Je pense qu'il s'agit de la meilleure utilisation de la lenteur que j'ai pu voir dans un film. L'ambiance sèche et froide se fait ressentir par de longues scènes sans dialogues ni musique et quand ces deux choses se manifestent elles ne sont que trop puissantes pour les encaisser et en revenir indemne tant le film remue dans tous les sens. Quelque part entre la grande violence, la sobriété, la poésie et l'amusement, nos sens et nos émotions sont constamment invoqués par la puissance du récit, à travers un échange de regard qui en dit long, de la violence graphique qui reste en tête ou un pur instant de poésie portée par la musique absolument magnifique de Joe Hisaishi, le mélange des tons tient à une quantité infîme de choses et arrive à toucher juste, en plein cœur. Un véritable jeu d'équilibriste pour une magie envoûtante de bout en bout. L'expérience a beau être assez courte, sa portée se fait ressentir des jours durants.

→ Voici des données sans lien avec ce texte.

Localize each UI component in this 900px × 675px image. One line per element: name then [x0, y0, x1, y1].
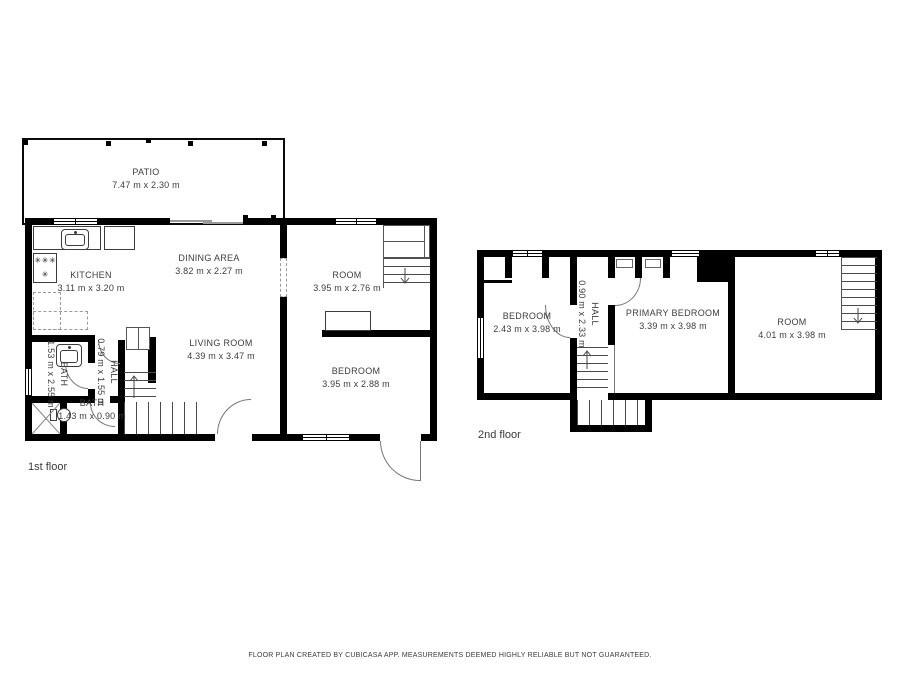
stair-treads [577, 400, 645, 425]
burner-icon: ✳ [42, 271, 49, 279]
room-name: DINING AREA [175, 252, 243, 265]
room-name: LIVING ROOM [187, 337, 255, 350]
floor-label-2nd: 2nd floor [478, 429, 521, 441]
room-name: PATIO [112, 166, 180, 179]
room-label-hall-2: HALL 0.90 m x 2.33 m [543, 301, 633, 327]
burner-icon: ✳ [49, 257, 56, 265]
wall [280, 297, 287, 434]
window [335, 218, 377, 225]
room-name: KITCHEN [58, 269, 125, 282]
wall [322, 330, 437, 337]
window [477, 317, 484, 359]
room-name: HALL [588, 269, 601, 359]
floor-plan-canvas: ✳✳✳✳ PATIO 7.47 m x 2.30 m KITCHEN 3.11 … [0, 0, 900, 675]
exterior-door-arc [380, 441, 420, 481]
closet-wall [635, 257, 642, 278]
wall [98, 218, 170, 225]
room-label-hall: HALL 0.79 m x 1.55 m [62, 359, 152, 385]
room-label-dining-area: DINING AREA 3.82 m x 2.27 m [175, 252, 243, 278]
room-label-room: ROOM 3.95 m x 2.76 m [313, 269, 381, 295]
wall [543, 250, 671, 257]
door-leaf [420, 441, 421, 481]
counter-outline [33, 311, 88, 330]
floor-label-1st: 1st floor [28, 461, 67, 473]
room-label-room-2: ROOM 4.01 m x 3.98 m [758, 316, 826, 342]
room-dims: 3.11 m x 3.20 m [58, 282, 125, 295]
patio-post [188, 141, 193, 146]
room-dims: 3.39 m x 3.98 m [626, 320, 720, 333]
wall [700, 250, 815, 257]
cased-opening [280, 258, 287, 297]
room-dims: 7.47 m x 2.30 m [112, 179, 180, 192]
patio-post [146, 138, 151, 143]
kitchen-appliance [104, 226, 135, 250]
room-dims: 3.82 m x 2.27 m [175, 265, 243, 278]
wall [840, 250, 882, 257]
room-name: BATH [58, 397, 126, 410]
window [302, 434, 350, 441]
wall [25, 218, 32, 368]
wall [243, 218, 335, 225]
window [815, 250, 840, 257]
wall [252, 434, 302, 441]
burner-icon: ✳ [34, 257, 41, 265]
room-name: PRIMARY BEDROOM [626, 307, 720, 320]
stair-direction-arrow [852, 308, 864, 326]
room-name: ROOM [758, 316, 826, 329]
wall [645, 393, 652, 432]
room-name: ROOM [313, 269, 381, 282]
wall [377, 218, 437, 225]
room-label-patio: PATIO 7.47 m x 2.30 m [112, 166, 180, 192]
patio-post [262, 141, 267, 146]
room-dims: 1.53 m x 2.55 m [44, 329, 57, 419]
room-label-living-room: LIVING ROOM 4.39 m x 3.47 m [187, 337, 255, 363]
closet-wall [542, 257, 549, 278]
door-arc [217, 399, 251, 434]
wall [477, 250, 512, 257]
room-dims: 1.43 m x 0.90 m [58, 410, 126, 423]
closet-shelf [645, 259, 661, 268]
wall [350, 434, 380, 441]
closet-wall [484, 280, 512, 283]
window [53, 218, 98, 225]
patio-post [23, 140, 28, 145]
room-dims: 3.95 m x 2.76 m [313, 282, 381, 295]
stair-landing [126, 327, 150, 350]
sliding-door [203, 222, 243, 224]
kitchen-sink [61, 229, 89, 250]
chimney [697, 257, 733, 282]
wall [421, 434, 437, 441]
wall [477, 359, 484, 393]
fireplace [325, 311, 371, 331]
patio-post [106, 141, 111, 146]
closet-wall [505, 257, 512, 278]
wall [477, 257, 484, 317]
wall [280, 225, 287, 258]
window [671, 250, 700, 257]
window [512, 250, 543, 257]
burner-icon: ✳ [42, 257, 49, 265]
wall [570, 425, 652, 432]
stove: ✳✳✳✳ [33, 253, 57, 283]
footer-disclaimer: FLOOR PLAN CREATED BY CUBICASA APP. MEAS… [0, 652, 900, 659]
room-label-bedroom: BEDROOM 3.95 m x 2.88 m [322, 365, 390, 391]
room-name: BEDROOM [322, 365, 390, 378]
closet-wall [663, 257, 670, 278]
stair-direction-arrow [399, 268, 411, 286]
room-dims: 0.90 m x 2.33 m [575, 269, 588, 359]
wall [608, 257, 615, 278]
room-label-bath-small: BATH 1.43 m x 0.90 m [58, 397, 126, 423]
room-dims: 4.01 m x 3.98 m [758, 329, 826, 342]
room-label-primary-bedroom: PRIMARY BEDROOM 3.39 m x 3.98 m [626, 307, 720, 333]
stair-edge [614, 345, 615, 393]
stair-landing [383, 225, 430, 258]
wall [477, 393, 572, 400]
room-dims: 3.95 m x 2.88 m [322, 378, 390, 391]
room-dims: 4.39 m x 3.47 m [187, 350, 255, 363]
closet-shelf [616, 259, 633, 268]
stair-treads [124, 402, 206, 434]
room-label-kitchen: KITCHEN 3.11 m x 3.20 m [58, 269, 125, 295]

Hana-Bi fait parti de ces œuvres tellement uniques, tellement riches et tellement abouties qu'il est compliqué d'y placer des mots. Personnellement j'ai mis une bonne demi-heure avant de prononcer le moindre mot après un tel choc. J'ai déjà été touché par la grâce face à des films de Takeshi Kitano, il tient là une toile de maître. Un chef-d'œuvre au sens littéral, esthétique et poétique, crépusculaire et d'une tristesse infinie, Hana-Bi est une pépite comme il n'y en a pas deux pareilles. Une claque monumentale que l'on ne voit pas venir dont l'émotion n'a de cesse de nous suivre pendant et après. Un immense film.